Pour Aristote, un siècle plus tard (IVe siècle av. J.-C.), c’est le refroidissement du cœur, par un sang lui-même préalablement refroidi, qui provoque le sommeil.

Ce qui frappe, chez Aristote, c’est la vigueur avec laquelle il réfute l’origine métaphysique des rêves, tranchant ainsi totalement avec ses contemporains.
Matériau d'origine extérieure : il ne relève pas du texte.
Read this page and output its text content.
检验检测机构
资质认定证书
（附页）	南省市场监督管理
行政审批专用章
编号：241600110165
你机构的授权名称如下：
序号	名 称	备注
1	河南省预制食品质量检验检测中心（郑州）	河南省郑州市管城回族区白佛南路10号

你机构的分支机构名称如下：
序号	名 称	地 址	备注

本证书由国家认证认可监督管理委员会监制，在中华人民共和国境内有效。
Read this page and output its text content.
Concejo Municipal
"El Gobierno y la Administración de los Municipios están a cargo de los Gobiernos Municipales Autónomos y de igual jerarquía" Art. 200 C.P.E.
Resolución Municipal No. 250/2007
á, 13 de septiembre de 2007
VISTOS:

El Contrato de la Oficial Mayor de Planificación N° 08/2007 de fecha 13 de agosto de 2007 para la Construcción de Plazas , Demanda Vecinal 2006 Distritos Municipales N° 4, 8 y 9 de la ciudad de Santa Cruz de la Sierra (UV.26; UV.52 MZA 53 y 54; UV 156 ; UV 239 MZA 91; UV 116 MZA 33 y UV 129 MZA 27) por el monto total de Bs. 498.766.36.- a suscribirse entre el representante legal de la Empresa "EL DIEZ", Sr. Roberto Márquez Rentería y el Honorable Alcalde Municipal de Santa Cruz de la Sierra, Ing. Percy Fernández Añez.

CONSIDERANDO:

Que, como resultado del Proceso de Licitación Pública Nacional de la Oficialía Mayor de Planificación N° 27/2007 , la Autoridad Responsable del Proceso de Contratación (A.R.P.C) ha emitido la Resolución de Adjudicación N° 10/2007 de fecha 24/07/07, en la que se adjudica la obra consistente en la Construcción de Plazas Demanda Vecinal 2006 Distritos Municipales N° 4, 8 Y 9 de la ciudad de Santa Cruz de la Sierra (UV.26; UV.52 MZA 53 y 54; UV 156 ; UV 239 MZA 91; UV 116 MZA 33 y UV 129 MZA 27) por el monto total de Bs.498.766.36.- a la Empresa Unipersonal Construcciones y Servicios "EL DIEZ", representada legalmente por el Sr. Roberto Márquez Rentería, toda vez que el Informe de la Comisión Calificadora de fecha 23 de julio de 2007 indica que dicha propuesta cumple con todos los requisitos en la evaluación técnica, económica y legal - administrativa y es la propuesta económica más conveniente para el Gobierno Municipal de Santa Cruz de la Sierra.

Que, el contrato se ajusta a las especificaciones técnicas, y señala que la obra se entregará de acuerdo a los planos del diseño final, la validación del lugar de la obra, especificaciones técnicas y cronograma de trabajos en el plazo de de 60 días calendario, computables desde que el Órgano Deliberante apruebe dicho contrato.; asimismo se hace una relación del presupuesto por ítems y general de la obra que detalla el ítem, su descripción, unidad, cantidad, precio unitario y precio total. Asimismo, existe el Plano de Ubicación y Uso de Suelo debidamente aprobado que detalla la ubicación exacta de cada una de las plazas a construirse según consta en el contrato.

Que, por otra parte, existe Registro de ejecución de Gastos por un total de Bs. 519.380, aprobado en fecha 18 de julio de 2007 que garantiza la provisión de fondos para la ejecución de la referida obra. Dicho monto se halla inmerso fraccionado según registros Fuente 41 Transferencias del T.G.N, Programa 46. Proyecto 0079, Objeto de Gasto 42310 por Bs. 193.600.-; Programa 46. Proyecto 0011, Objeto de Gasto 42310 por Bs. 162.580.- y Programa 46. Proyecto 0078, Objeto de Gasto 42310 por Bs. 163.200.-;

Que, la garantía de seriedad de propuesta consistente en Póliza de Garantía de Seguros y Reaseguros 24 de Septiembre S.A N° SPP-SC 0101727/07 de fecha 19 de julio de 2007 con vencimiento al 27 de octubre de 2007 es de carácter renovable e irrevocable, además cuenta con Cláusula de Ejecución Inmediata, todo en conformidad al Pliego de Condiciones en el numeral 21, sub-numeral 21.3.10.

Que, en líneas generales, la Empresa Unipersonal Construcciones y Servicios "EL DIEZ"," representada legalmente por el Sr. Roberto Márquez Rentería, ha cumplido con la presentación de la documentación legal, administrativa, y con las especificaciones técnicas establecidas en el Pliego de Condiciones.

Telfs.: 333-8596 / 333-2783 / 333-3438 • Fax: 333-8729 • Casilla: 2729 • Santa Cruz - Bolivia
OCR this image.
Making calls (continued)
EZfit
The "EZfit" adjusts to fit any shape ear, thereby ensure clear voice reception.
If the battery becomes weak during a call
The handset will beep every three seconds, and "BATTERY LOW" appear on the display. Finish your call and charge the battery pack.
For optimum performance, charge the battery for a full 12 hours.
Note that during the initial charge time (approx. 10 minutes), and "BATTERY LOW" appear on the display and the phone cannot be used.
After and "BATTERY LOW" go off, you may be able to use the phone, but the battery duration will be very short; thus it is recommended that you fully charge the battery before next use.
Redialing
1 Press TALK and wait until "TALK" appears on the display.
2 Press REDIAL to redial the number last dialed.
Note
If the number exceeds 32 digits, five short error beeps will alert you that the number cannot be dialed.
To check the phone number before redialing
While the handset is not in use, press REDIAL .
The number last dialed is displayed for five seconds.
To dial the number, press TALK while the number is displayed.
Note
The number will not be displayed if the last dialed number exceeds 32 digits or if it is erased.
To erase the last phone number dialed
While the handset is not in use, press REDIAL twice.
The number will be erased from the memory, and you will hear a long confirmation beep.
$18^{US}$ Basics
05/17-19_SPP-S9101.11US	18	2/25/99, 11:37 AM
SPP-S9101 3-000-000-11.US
Et tout particulièrement avec Platon, son bon maître, chez qui il a pourtant étudié pendant plus de vingt ans (« Je suis ami de Platon, mais encore plus de la vérité »…) Il est l’auteur de la première véritable théorie sur le rêve — à laquelle Freud rendra d’ailleurs hommage —, contenue dans trois opuscules : Du sommeil et de la veille (sur les états de vigilance), Des rêves (sur les états de conscience) et De la divination dans le sommeil (sur l’oniromancie). Aristote, rationaliste parmi les rationalistes, s’écarte totalement de la théorie platonicienne de la vacance de l’âme et propose, en lieu et place, une explication purement « psychologique » (le mot n’existe pas encore). Le rêve — reliquat d’un ensemble de sensations diurnes dont l’imagination s’empare — émane de nous-mêmes (de l’« activité d’âme de celui qui dort »), et non des dieux. « Comme il y a aussi des animaux qui rêvent, on ne saurait dire que les songes leur soient envoyés par la divinité ; ou du moins, s’ils le sont, ce n’est certainement pas pour leur révéler l’avenir » (De la divination dans le sommeil). C’est pourquoi l’on peut tenir Aristote pour le lointain père spirituel de l’onirologie. Pas étonnant, du reste, de la part de celui que l’on surnomme habituellement « le père de la science occidentale », ou, plus spécifiquement, « le père de la biologie ».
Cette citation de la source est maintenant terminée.